Helena escutava em silêncio, o gelo ainda pressionado contra o punho. Não precisava reviver cada detalhe. Aquilo já estava encerrado dentro dela.

— E depois, no corredor… — Lívia abriu um sorriso largo, teatral. — Aquilo foi o gran finale. Vocês acham que foi só um soco no nariz daquele idiota? Que nada! Ela primeiro jogou o canalha no chão e depois ainda acertou as bolas dele.

Lívia ria, satisfeita.

Pedro voltou o olhar para Helena, sério.

— Você reagiu certo.

Ela assentiu devagar.

— Graças a você.

O silêncio que ela fez depois não foi pesado, era exausto. Um silêncio de quem atravessara algo grande demais para ser comentado naquele momento.

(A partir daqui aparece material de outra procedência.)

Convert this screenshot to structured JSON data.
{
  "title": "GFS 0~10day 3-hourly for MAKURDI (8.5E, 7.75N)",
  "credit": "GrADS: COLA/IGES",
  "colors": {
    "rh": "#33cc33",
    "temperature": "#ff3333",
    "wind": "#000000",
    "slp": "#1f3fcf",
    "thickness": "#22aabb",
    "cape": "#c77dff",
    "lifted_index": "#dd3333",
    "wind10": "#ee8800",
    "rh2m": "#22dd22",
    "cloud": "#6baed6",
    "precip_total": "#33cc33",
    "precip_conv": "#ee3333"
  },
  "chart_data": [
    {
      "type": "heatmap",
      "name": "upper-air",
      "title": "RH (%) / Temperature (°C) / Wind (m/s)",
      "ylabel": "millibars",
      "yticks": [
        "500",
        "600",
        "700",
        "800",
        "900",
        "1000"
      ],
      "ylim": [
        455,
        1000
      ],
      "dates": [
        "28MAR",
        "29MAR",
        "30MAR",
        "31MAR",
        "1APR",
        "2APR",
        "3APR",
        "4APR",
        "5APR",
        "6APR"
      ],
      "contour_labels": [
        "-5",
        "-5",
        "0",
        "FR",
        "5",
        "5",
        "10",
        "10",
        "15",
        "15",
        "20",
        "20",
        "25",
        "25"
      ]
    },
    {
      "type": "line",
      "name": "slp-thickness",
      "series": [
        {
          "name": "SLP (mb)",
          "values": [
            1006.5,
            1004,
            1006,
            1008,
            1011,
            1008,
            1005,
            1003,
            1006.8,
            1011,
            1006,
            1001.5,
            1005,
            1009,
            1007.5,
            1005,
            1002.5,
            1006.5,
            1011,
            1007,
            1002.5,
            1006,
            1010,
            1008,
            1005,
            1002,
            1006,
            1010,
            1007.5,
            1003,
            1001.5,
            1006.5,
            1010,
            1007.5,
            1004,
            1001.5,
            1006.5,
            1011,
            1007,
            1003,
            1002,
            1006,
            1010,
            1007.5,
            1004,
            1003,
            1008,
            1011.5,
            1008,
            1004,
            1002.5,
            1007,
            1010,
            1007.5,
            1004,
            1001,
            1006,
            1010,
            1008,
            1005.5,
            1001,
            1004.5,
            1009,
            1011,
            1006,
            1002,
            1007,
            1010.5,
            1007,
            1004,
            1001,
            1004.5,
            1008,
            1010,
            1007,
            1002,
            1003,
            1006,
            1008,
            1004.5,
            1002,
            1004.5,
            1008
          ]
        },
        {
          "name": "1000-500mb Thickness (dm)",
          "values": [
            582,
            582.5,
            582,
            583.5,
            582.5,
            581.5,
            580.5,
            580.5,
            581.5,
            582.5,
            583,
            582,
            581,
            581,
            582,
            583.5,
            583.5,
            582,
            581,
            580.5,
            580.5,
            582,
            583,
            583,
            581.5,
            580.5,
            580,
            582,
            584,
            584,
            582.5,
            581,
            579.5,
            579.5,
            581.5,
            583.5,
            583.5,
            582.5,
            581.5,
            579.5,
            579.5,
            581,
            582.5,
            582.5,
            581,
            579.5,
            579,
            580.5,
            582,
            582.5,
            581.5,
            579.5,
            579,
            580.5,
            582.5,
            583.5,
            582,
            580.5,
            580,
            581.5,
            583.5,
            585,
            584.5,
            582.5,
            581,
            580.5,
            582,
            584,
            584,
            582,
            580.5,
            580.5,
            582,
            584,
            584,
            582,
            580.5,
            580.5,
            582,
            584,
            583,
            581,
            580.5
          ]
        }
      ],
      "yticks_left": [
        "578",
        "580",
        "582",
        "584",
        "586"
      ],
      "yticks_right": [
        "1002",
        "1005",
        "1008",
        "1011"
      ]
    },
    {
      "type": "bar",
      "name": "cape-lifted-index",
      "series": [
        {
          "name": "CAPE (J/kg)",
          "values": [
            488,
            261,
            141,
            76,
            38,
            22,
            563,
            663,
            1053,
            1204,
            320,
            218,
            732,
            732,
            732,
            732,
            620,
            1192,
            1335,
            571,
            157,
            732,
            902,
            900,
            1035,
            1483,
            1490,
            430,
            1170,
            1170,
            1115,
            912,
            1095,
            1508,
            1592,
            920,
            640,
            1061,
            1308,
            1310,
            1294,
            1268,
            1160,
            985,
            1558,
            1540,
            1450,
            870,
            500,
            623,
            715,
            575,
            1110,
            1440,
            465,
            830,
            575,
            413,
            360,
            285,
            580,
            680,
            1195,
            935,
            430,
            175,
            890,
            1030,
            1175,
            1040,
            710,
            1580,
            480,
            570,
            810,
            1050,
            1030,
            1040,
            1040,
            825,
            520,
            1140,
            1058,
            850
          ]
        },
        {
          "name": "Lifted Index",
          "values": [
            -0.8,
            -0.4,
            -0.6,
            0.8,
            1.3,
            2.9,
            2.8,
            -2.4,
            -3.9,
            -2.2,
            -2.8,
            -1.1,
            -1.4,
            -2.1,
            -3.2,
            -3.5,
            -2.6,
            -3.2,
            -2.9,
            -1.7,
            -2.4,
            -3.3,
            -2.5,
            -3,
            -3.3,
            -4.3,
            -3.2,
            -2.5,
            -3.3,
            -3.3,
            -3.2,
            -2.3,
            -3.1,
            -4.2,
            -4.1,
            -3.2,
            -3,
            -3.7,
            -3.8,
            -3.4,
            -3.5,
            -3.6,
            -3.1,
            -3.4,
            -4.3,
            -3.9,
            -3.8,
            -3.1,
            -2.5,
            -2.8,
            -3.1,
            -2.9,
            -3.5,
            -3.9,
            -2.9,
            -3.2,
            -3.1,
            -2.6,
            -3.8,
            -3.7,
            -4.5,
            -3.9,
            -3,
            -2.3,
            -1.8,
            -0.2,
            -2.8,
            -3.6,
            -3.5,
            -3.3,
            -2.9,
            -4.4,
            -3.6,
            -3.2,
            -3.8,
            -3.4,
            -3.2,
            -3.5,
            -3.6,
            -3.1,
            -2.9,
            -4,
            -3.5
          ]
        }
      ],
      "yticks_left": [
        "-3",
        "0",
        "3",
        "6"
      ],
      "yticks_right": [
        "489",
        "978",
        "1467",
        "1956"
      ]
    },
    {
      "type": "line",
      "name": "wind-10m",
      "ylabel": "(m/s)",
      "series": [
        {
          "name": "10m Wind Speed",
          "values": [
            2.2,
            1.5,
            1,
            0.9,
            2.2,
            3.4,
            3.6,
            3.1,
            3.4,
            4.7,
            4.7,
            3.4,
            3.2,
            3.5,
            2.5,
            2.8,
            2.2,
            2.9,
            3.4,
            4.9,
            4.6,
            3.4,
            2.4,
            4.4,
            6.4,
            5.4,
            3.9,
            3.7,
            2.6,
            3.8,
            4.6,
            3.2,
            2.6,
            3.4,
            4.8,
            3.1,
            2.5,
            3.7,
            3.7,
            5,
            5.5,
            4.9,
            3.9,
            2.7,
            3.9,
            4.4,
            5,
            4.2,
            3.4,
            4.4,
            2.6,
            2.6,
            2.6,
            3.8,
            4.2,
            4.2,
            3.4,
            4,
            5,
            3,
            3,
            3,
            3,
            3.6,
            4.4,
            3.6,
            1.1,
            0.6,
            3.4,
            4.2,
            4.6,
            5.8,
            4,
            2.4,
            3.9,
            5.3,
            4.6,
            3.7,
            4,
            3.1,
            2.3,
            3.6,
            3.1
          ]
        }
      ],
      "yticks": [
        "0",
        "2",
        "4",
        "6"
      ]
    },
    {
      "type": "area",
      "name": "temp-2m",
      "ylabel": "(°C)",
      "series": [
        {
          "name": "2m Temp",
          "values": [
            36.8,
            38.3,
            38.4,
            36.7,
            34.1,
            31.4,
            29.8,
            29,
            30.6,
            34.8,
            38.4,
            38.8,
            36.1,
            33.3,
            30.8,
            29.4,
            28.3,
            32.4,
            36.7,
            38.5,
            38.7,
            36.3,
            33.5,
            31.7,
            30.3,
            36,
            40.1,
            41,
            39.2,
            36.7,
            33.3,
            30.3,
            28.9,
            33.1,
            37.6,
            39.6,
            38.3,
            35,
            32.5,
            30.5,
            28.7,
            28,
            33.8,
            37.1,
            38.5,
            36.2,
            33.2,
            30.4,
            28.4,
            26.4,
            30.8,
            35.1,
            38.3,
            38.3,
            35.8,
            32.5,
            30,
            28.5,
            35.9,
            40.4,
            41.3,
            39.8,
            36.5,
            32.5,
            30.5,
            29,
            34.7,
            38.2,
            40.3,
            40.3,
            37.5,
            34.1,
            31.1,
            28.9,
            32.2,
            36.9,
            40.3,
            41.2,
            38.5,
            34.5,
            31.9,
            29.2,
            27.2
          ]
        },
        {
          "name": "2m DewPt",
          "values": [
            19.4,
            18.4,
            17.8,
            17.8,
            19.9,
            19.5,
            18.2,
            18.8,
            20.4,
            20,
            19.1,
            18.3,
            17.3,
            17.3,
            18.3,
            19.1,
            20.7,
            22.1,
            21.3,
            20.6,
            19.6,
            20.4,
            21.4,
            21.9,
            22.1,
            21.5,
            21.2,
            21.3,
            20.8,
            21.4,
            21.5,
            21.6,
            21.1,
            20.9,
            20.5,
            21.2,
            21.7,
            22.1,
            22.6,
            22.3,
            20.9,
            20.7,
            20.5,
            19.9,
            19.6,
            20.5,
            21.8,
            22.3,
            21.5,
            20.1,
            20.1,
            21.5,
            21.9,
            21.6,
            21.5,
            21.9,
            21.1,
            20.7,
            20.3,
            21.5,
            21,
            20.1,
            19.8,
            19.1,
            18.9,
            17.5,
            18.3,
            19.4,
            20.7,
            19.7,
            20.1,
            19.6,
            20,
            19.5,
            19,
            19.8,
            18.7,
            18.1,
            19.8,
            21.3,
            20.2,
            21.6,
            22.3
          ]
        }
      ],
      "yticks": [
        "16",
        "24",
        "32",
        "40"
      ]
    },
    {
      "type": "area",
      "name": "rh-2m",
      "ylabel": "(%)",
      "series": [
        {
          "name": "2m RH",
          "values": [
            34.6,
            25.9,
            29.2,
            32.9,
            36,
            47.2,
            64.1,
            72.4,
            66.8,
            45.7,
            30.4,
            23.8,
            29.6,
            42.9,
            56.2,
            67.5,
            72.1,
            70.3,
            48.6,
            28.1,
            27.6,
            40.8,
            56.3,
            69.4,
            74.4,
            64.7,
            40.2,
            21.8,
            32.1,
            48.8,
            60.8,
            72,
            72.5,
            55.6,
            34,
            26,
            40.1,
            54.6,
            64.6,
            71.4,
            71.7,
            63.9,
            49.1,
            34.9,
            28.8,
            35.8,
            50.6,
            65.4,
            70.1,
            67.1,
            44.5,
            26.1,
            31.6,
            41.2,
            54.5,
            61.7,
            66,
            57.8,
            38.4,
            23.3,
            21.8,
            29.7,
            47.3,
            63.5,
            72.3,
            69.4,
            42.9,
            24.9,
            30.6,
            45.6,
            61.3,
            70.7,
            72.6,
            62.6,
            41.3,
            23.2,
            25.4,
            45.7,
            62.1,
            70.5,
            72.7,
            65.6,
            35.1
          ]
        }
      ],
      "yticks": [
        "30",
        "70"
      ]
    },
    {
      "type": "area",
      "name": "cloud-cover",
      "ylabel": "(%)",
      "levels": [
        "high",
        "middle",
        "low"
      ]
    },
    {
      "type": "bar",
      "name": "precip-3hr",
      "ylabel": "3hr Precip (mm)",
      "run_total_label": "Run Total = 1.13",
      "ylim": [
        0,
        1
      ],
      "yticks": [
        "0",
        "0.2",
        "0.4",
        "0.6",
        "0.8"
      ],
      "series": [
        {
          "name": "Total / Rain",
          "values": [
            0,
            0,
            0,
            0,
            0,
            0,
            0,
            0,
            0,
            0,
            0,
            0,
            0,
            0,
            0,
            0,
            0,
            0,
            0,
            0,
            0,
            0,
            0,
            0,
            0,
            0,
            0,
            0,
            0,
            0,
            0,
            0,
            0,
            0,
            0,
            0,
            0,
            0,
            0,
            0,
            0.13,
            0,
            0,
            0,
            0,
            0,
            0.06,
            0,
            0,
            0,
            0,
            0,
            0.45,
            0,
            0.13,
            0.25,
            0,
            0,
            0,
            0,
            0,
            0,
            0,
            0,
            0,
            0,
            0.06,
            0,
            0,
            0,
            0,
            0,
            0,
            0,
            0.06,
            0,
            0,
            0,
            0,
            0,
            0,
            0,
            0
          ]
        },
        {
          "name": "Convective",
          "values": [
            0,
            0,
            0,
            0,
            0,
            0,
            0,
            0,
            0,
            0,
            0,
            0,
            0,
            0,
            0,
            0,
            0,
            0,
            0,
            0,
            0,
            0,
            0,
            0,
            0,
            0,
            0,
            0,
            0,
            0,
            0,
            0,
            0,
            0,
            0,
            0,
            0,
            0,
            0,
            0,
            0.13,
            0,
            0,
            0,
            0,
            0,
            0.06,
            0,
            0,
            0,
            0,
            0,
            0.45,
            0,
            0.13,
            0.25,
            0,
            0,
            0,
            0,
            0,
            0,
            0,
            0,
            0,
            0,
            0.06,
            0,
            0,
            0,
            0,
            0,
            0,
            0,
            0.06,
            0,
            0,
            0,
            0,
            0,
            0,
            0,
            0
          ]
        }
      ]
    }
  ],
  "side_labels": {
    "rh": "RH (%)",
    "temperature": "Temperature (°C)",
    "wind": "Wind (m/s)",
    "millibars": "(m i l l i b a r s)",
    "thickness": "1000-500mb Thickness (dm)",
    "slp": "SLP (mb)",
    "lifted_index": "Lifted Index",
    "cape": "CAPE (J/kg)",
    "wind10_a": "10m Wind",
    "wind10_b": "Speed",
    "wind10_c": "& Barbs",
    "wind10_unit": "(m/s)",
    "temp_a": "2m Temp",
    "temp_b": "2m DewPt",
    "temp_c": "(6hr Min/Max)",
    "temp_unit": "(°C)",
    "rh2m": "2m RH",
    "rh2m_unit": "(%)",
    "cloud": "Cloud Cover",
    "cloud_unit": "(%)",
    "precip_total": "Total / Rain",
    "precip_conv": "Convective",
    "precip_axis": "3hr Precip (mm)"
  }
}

Helena apoiou a cabeça no ombro de Santiago e fechou os olhos por um instante.

Havia vencido aquela batalha, mas a guerra ainda não havia terminado. Ainda havia muito a provar. Muito a reconquistar — principalmente o direito sobre tudo o que havia criado… e que ele usurpara dela.

Mas daquele ponto em diante seria diferente.

Cássio já não a tocaria. Já não a dobraria. Já não a alcançaria.

Ela estava pronta. Pronta para fazê-lo entender que ela não era mais a mulher que ele acreditava ainda poder manipular.